Polygamie - Clairement contre

IDÉES - la polis


Nos représentants ne font pas que se quereller à l'Assemblée nationale: il arrive aussi qu'ils élèvent le débat et que les principes prennent le dessus. Ainsi de jeudi dernier. L'affaire est passée inaperçue, mais, dans les minutes qui ont suivi une période de questions pourtant acrimonieuse, les quatre partis politiques se sont sans peine entendus pour appuyer une motion déposée par la députée péquiste Louise Beaudoin. L'enjeu: condamner sans équivoque la polygamie.
Devoir consacrer du temps à une pratique aussi archaïque est en soi invraisemblable, mais il faut bien s'y résoudre quand un tribunal canadien — la Cour suprême de la Colombie-Britannique — doit déterminer si le Code criminel, en interdisant la polygamie, contrevient à la liberté de religion prévue par la Charte canadienne des droits et libertés. Or ce débat n'appartient pas aux tribunaux: il relève bel et bien de l'arène politique et sociale.
Au Québec, l'affaire a été comprise comme telle par tous les partis, et la motion l'expose clairement: «la polygamie ne fait pas partie des valeurs fondamentales de la société québécoise». Prenant appui sur le solide avis émis à ce sujet il y a deux semaines par le Conseil du statut de la femme, la motion précise que «cette pratique va à l'encontre du droit à l'égalité entre les hommes et les femmes».
Les parlementaires qui ont pris la parole ont à juste titre mis en lumière le fait que la polygamie «repose sur des valeurs patriarcales en opposition à l'émancipation des femmes» (Louise Beaudoin); que ce système, moyen pour les hommes d'afficher puissance et richesse, considère la femme comme «un objet, une propriété», ce qui est en soi une violence (Sylvie Roy, ADQ); que même dans les sociétés traditionnelles, cette «forme injuste de l'organisation de la famille» est si minoritaire qu'il est «tout à fait fallacieux» de s'appuyer sur le multiculturalisme pour l'introduire ici (Amir Khadir, Québec solidaire).

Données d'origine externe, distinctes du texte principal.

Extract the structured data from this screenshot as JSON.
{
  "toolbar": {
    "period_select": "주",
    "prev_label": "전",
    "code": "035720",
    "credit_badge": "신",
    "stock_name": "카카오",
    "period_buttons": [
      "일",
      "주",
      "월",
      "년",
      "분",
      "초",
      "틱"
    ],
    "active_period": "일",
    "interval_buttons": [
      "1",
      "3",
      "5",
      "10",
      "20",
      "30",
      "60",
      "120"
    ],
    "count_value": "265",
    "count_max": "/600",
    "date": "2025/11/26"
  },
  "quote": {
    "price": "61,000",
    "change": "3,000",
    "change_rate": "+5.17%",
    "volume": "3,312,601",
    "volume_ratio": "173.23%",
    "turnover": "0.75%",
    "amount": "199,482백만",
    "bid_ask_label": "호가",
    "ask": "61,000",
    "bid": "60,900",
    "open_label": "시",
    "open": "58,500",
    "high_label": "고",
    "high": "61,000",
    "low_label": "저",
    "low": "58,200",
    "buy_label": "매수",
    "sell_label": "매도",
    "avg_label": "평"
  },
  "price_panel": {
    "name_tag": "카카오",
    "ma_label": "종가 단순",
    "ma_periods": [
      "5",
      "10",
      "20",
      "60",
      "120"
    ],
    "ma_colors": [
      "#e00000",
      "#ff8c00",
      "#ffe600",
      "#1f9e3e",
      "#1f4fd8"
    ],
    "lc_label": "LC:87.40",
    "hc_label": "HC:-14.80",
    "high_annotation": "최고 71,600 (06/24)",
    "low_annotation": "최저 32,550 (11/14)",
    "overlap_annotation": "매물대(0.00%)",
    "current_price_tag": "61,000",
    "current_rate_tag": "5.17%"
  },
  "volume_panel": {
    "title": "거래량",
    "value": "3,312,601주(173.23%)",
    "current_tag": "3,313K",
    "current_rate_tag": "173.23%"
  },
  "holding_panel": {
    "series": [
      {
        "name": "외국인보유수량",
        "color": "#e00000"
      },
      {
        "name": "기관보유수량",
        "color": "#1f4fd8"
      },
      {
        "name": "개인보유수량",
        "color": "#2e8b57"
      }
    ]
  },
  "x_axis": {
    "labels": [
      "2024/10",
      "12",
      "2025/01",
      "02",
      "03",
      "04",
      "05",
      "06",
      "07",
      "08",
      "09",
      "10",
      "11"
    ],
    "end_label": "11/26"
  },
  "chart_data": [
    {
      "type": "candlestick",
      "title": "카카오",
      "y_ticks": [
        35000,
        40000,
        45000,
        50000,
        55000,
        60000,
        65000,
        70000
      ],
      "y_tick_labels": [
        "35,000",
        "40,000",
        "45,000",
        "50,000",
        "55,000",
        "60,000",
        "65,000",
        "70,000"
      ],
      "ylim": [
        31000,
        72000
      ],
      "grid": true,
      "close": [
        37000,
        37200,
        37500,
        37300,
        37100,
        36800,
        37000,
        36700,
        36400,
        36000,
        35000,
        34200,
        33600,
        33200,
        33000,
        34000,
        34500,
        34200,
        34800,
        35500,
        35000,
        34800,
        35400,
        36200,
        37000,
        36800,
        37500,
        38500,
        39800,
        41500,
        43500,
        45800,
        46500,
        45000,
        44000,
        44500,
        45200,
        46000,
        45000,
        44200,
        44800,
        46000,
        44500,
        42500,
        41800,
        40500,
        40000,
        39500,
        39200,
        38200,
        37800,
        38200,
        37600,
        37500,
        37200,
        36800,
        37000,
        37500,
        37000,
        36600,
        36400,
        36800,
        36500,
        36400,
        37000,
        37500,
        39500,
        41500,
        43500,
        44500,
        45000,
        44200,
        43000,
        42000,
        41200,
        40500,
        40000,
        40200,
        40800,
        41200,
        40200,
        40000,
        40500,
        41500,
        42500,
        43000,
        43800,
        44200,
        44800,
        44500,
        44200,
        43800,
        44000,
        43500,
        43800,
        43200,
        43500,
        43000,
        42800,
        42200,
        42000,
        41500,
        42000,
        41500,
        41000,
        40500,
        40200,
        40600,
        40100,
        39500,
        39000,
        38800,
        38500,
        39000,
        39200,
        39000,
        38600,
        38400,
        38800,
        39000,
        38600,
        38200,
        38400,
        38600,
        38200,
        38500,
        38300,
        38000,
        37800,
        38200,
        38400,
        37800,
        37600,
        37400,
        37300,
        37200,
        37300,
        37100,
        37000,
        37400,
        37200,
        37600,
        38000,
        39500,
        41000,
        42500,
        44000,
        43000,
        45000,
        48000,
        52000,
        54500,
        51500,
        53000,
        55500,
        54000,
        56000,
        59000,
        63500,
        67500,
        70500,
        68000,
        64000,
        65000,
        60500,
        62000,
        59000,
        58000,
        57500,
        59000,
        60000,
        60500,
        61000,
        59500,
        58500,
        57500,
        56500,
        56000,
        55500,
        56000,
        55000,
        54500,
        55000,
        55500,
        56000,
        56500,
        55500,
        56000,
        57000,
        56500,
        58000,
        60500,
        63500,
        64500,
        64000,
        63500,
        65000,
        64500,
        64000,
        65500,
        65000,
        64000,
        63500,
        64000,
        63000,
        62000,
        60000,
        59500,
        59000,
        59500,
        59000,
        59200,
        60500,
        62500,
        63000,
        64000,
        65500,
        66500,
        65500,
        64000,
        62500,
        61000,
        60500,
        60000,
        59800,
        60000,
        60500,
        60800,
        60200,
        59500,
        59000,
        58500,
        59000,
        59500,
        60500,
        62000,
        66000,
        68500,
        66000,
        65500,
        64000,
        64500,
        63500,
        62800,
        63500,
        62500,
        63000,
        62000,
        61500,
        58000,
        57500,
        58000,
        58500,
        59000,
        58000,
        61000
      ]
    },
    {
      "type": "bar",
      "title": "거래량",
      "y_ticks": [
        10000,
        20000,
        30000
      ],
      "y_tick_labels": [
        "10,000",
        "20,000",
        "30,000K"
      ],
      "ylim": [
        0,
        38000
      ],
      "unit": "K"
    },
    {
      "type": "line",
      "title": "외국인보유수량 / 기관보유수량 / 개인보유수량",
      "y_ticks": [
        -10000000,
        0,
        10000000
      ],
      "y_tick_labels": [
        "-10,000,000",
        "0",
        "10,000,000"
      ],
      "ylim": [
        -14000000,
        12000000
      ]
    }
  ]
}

La ministre de la Condition féminine, Christine St-Pierre, s'est pour sa part inquiétée de ce qui nous apparaît le plus grave à l'heure actuelle: la banalisation du phénomène. Nos sociétés carburent tellement au relativisme, à la nouveauté et au désinvestissement collectif («moi, tant que ça m'dérange pas...») que les conséquences de certains choix échappent à plusieurs de nos concitoyens. La polygamie, n'est-ce pas simplement une façon différente de vivre en famille, foi de Big Love, cette série de télévision américaine qui a rendu la pratique bien sympathique?
Non! La polygamie, c'est une union inégalitaire à la base et qui a pour objectif de maintenir cette inégalité entre un homme et «ses» femmes: c'est le droit collectif à l'égalité des femmes qui est en cause. À Québec, l'analyse féministe a été parfaitement comprise. À Ottawa, de qui relève pourtant le Code criminel, seule une déclaration du ministre de la Justice conservateur, Rob Nicholson, qui rejetait en quelques mots la polygamie comme n'ayant «pas sa place dans la société canadienne moderne», a été émise l'an dernier.
Une prise de position forte de l'ensemble du Parlement à ce sujet serait plus que nécessaire plutôt que d'attendre, encore une fois, que les tribunaux balisent nos choix de société.